COLUMBUS, Ohio. (WLNS) — Michigan State University and the University of Michigan are among several schools arguing that victims of sexual assault at another university should not be allowed to sue the school.

The brief – filed Monday in support of a lawsuit against Ohio State University – says that allowing former students to sue after their two year statute of limitations has expired would ‘threaten serious harm to universities and students.’

It also says that when faced with allegations of wrongdoing that are years or decades old, that ‘universities can and should seek to right past wrongs of their own volition.’

In 2018, Michigan State University settled with hundreds of victims of Dr. Larry Nassar, who was accused of molesting hundreds of women and girls over the course of two decades in an agreement worth half a billion dollars.

Earlier this year, the University of Michigan also settled a lawsuit with more than a thousand victims of Dr. Robert Anderson for just under half a billion dollars.

The filing was supported by several other schools, including Eastern Michigan, Oakland University, Purdue University, Bowling Green, and Cleveland State.

Rocky Ratliff, an attorney representing some of Strauss’ survivors, told WCMH-TV that brief was akin to “spitting in the face” of sexual abuse survivors.

“I am shocked and disgusted that public universities of ‘higher education’ are using taxpayer money to come to the rescue of OSU, who covered up and concealed a serial sexual predator not only from their own students but from the world,” Ratliff told the station. 

Ohio State declined to comment to WCMH on the new filing.

Monday’s filing stems from a lawsuit filed by hundreds of former students at Ohio State involving Dr. Richard Strauss. The university has acknowledged 1,500 incidents of rape and fondling by Dr. Strauss over his 20 year career at the school. He served as a doctor at the university’s wellness center and as a varsity team doctor between 1978 and 1998.

An independent investigation found evidence that officials at Ohio State knew about Strauss’ behavior as early as 1979, but failed to investigate or take meaningful action.

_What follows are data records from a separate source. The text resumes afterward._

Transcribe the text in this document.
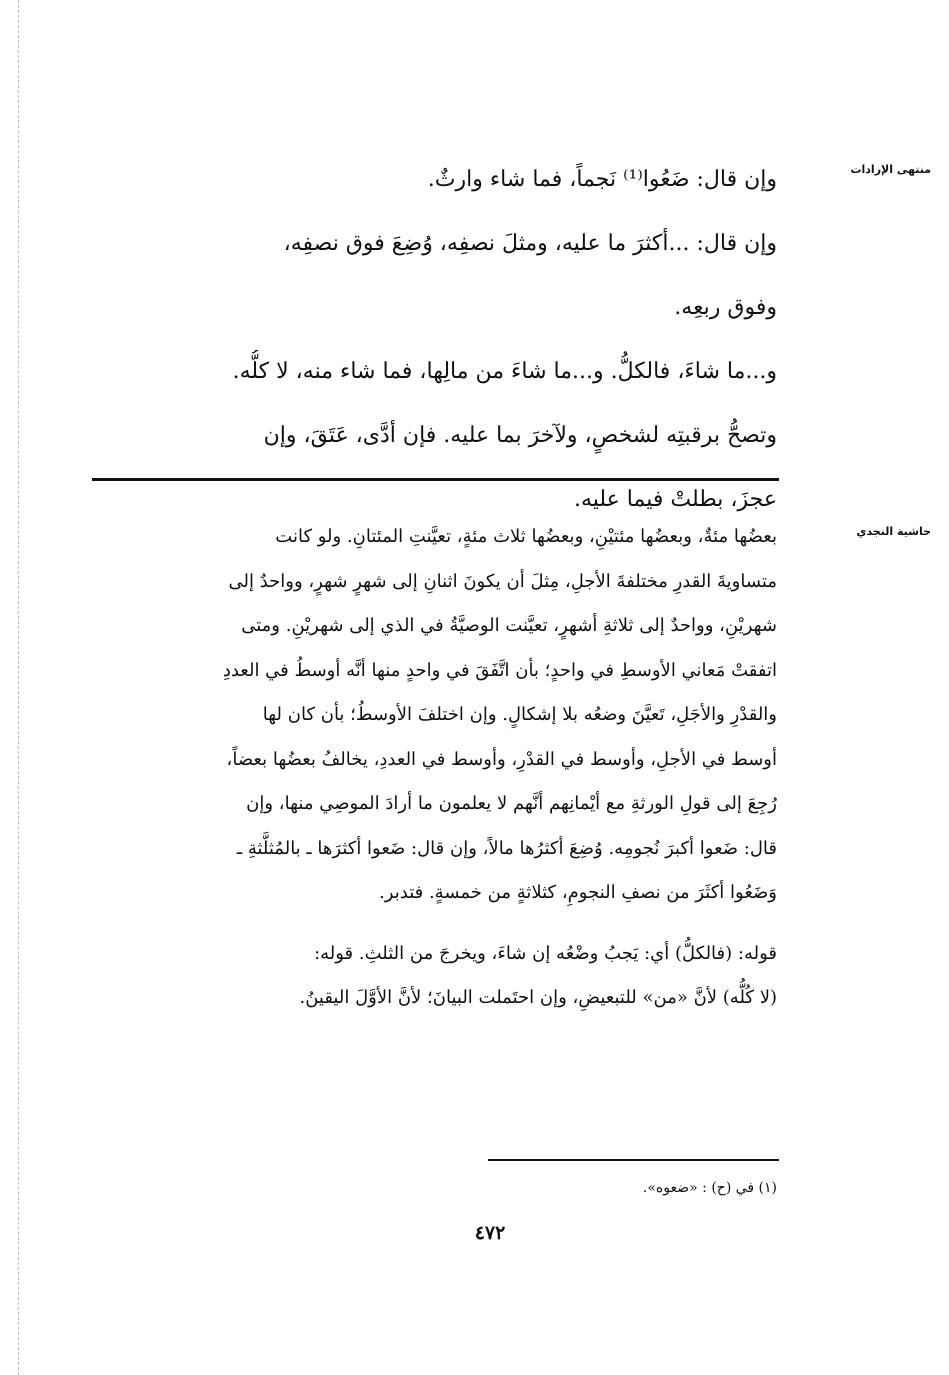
منتهى الإرادات
حاشية النجدي
وإن قال: ضَعُوا⁽¹⁾ نَجماً، فما شاء وارثٌ.
وإن قال: ...أكثرَ ما عليه، ومثلَ نصفِه، وُضِعَ فوق نصفِه،
وفوق ربعِه.
و...ما شاءَ، فالكلُّ. و...ما شاءَ من مالِها، فما شاء منه، لا كلُّه.
وتصحُّ برقبتِه لشخصٍ، ولآخرَ بما عليه. فإن أدَّى، عَتَقَ، وإن
عجزَ، بطلتْ فيما عليه.
بعضُها مئةٌ، وبعضُها مئتيْنِ، وبعضُها ثلاث مئةٍ، تعيَّنتِ المئتانِ. ولو كانت
متساويةَ القدرِ مختلفةَ الأجلِ، مِثلَ أن يكونَ اثنانِ إلى شهرٍ شهرٍ، وواحدٌ إلى
شهريْنِ، وواحدٌ إلى ثلاثةِ أشهرٍ، تعيَّنت الوصيَّةُ في الذي إلى شهريْنِ. ومتى
اتفقتْ مَعاني الأوسطِ في واحدٍ؛ بأن اتَّفَقَ في واحدٍ منها أنَّه أوسطُ في العددِ
والقدْرِ والأجَلِ، تَعيَّنَ وضعُه بلا إشكالٍ. وإن اختلفَ الأوسطُ؛ بأن كان لها
أوسط في الأجلِ، وأوسط في القدْرِ، وأوسط في العددِ، يخالفُ بعضُها بعضاً،
رُجِعَ إلى قولِ الورثةِ مع أيْمانِهم أنَّهم لا يعلمون ما أرادَ الموصِي منها، وإن
قال: ضَعوا أكبرَ نُجومِه. وُضِعَ أكثرُها مالاً، وإن قال: ضَعوا أكثرَها ـ بالمُثلَّثةِ ـ
وَضَعُوا أكثَرَ من نصفِ النجومِ، كثلاثةٍ من خمسةٍ. فتدبر.
قوله: (فالكلُّ) أي: يَجبُ وضْعُه إن شاءَ، ويخرجَ من الثلثِ. قوله:
(لا كُلُّه) لأنَّ «من» للتبعيضِ، وإن احتَملت البيانَ؛ لأنَّ الأوَّلَ اليقينُ.
(١) في (ح) : «ضعوه».
٤٧٢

Dr. Strauss died by suicide in 2005.

Since 2018, more than 350 men have joined lawsuits against the school. But OSU argues that there’s a two year statute of limitations on each case and that the window began no later than when each victim left the school.

In September of 2021, a federal judge agreed and tossed the lawsuits. But this past September, three judges on the federal Court of Appeals voted 2-1 to let the lawsuits continue.

Ohio State is appealing that decision to the entire 16 judge panel on the Court of Appeals. The brief filed by the seven universities on Monday is in support of Ohio State’s appeal to the whole panel.

The lawsuit makes several arguments, among them that the finding by the three judge panel flies in the face of Supreme Court decisions.

It also claims the decision opens schools to Title IX violations by any member of the public (not just students) who used university libraries, went on tours, or attended sporting events.

In addition, it says if the decision stands, schools may be swamped by lawsuits ‘as decades-old allegations and non-student theories of liability inevitably proliferate’ and that the cost of defending themselves “’alone could overwhelm many school[s]’ – to say nothing of the ‘limitless liability’ that could result.”

And without an effective statute of limitations, the schools argue that they will be ‘in the impossible position of being forced to defend against claims where the only evidence remaining may well be the plaintiff’s own say-so.’